BERT Optimization

This folder contains examples of BERT optimization using different workflows.

CPU: Optimization with PTQ for model from HF/AML
CPU: Optimization with Intel® Neural Compressor PTQ
CPU: Optimization with QAT Customized Training Loop
GPU: Optimization with CUDA/TensorRT
GPU: Optimization with TensorRT-Model-Optimizer

Go to How to run

Optimization Workflows

BERT optimization with PTQ on CPU

This workflow performs BERT optimization on CPU with ONNX Runtime PTQ. It performs the optimization pipeline:

PyTorch Model -> Onnx Model -> Transformers Optimized Onnx Model -> Quantized Onnx Model -> ONNX Runtime performance tuning

This workflow also demonstrates how to use:

Huggingface transformers to load model from model hub.
Huggingface datasets to load data from dataset hub.
Huggingface evaluate to load multi metrics from metric hub.

Config file: bert_ptq_cpu.json

AzureML Model Source and No Auto-tuning

The workflow in bert_ptq_cpu_aml.json is similar to the above workflow, but uses AzureML Model Source to load the model and does not perform auto-tuning.
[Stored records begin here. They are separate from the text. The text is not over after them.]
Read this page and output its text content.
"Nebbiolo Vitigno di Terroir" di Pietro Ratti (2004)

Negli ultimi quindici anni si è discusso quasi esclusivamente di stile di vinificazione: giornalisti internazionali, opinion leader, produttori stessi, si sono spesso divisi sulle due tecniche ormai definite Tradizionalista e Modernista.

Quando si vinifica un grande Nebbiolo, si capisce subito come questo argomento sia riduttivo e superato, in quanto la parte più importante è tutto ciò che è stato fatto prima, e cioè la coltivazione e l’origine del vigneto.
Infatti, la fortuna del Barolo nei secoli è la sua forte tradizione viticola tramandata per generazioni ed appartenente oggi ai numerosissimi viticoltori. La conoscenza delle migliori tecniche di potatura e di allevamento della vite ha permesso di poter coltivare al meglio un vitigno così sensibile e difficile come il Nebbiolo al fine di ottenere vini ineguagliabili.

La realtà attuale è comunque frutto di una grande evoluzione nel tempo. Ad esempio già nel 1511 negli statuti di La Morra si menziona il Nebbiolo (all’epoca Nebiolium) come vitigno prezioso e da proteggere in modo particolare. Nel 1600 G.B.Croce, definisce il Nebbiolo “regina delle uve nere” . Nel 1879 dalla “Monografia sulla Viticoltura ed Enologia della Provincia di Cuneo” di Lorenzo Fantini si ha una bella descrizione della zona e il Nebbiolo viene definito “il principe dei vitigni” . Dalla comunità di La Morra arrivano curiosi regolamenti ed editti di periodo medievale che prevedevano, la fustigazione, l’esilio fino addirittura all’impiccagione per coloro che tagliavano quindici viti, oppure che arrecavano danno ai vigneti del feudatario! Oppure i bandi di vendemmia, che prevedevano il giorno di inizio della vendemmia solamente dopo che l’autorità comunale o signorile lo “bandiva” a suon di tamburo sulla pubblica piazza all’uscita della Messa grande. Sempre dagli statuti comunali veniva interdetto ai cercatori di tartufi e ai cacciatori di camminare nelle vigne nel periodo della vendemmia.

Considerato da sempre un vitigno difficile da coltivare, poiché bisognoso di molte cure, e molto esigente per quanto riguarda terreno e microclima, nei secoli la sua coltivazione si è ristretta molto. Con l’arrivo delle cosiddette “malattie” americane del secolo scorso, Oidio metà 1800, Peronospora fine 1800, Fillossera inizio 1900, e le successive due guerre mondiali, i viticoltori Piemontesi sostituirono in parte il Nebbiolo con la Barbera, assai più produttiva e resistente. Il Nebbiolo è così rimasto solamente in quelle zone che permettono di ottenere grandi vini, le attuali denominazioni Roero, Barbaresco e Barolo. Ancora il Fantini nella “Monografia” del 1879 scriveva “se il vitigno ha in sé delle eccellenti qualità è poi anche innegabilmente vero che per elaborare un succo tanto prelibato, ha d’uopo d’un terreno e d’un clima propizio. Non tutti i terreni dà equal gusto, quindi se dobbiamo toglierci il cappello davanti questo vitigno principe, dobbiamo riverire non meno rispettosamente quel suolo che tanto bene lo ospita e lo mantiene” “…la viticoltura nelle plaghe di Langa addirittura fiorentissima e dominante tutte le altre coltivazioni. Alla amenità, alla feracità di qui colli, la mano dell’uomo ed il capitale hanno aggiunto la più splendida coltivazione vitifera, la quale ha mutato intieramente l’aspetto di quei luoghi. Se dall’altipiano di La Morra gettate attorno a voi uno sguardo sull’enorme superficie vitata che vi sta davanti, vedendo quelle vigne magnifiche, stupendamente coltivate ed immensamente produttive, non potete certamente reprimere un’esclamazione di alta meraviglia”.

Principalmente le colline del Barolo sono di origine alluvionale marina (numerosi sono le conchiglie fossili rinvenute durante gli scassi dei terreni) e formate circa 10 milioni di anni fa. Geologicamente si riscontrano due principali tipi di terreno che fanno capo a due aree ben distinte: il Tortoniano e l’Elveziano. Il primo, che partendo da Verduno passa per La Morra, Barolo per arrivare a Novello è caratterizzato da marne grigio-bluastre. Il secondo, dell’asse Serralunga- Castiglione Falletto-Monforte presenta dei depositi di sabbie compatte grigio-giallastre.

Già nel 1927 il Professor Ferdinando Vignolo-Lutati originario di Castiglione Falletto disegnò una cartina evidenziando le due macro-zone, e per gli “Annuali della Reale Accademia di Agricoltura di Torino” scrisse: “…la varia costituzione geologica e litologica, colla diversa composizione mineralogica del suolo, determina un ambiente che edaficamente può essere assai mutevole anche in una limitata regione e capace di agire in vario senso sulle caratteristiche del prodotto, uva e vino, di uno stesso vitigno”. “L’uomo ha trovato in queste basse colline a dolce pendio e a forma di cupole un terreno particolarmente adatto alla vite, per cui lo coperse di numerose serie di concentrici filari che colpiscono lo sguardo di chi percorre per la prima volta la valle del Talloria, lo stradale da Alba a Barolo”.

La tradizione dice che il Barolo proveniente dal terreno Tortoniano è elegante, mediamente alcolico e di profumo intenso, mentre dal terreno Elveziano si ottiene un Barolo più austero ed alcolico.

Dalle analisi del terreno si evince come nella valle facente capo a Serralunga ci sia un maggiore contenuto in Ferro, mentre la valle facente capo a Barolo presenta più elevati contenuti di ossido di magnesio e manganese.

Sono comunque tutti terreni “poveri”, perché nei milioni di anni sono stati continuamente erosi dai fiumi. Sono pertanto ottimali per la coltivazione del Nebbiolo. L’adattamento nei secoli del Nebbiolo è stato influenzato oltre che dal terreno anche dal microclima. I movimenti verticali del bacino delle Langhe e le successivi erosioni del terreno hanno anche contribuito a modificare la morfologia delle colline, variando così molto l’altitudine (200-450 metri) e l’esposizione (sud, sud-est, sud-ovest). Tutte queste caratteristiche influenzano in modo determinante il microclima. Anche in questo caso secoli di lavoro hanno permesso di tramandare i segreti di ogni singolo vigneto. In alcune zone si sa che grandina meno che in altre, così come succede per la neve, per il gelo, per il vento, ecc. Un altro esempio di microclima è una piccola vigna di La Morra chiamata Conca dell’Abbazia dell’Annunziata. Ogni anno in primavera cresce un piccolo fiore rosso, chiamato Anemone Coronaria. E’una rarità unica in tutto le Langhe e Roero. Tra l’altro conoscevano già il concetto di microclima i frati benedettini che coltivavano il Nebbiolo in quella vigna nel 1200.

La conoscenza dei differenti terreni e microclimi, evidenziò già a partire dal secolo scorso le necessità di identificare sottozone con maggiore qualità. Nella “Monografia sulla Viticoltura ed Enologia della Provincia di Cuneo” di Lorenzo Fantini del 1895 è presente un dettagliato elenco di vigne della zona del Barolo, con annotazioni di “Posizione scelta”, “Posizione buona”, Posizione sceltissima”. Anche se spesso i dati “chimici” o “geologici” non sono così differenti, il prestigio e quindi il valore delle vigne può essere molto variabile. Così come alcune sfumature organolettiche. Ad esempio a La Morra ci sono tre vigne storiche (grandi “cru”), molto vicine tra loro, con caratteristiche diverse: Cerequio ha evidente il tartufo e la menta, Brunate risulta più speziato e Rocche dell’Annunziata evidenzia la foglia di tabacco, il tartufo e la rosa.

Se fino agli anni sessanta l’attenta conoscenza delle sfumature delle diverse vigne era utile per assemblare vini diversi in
Without auto-tuning, the passes will be run with the default parameters (no search space) and the final model and metrics will be saved in the output directory.

In order to use this example, <place_holder> in the azureml_client section must be replaced with the appropriate values for your AzureML workspace.

BERT optimization with Intel® Neural Compressor PTQ on CPU

This workflow performs BERT optimization on CPU with Intel® Neural Compressor quantization tuner. It performs the optimization pipeline:

PyTorch Model -> Onnx Model -> Transformers Optimized Onnx Model -> Intel® Neural Compressor Quantized Onnx Model

Config file: bert_inc_ptq_cpu.json

Run Intel® Neural Compressor quantization with or without accuracy aware tuning

Accuracy aware tuning is one of unique features provided by Intel® Neural Compressor quantization. This feature can be used to solve accuracy loss pain points brought by applying low precision quantization and other lossy optimization methods. Intel® Neural Compressor also supports to quantize all quantizable ops without accuracy tuning, user can decide whether to tune the model accuracy or not. Please check the doc for more details.

User can decide to tune the model accuracy by setting an accuracy metric in Intel® Neural Compressor quantization pass config. If not set, accuracy of the model will not be tuned.

"passes": {
    "quantization": {
        "type": "IncQuantization",
        "config": {
            "metric": {
                "name": "accuracy",
                "type": "accuracy",
                "sub_types": [
                    {"name": "accuracy_score", "priority": 1, "goal": {"type": "percent-max-degradation", "value": 2}}
                ]
            }
        }
    }
}

Static Quantization

The workflow in bert_inc_static_ptq_cpu.json is similar to the above workflow, but specifically uses static quantization instead of static/dynamic quantization.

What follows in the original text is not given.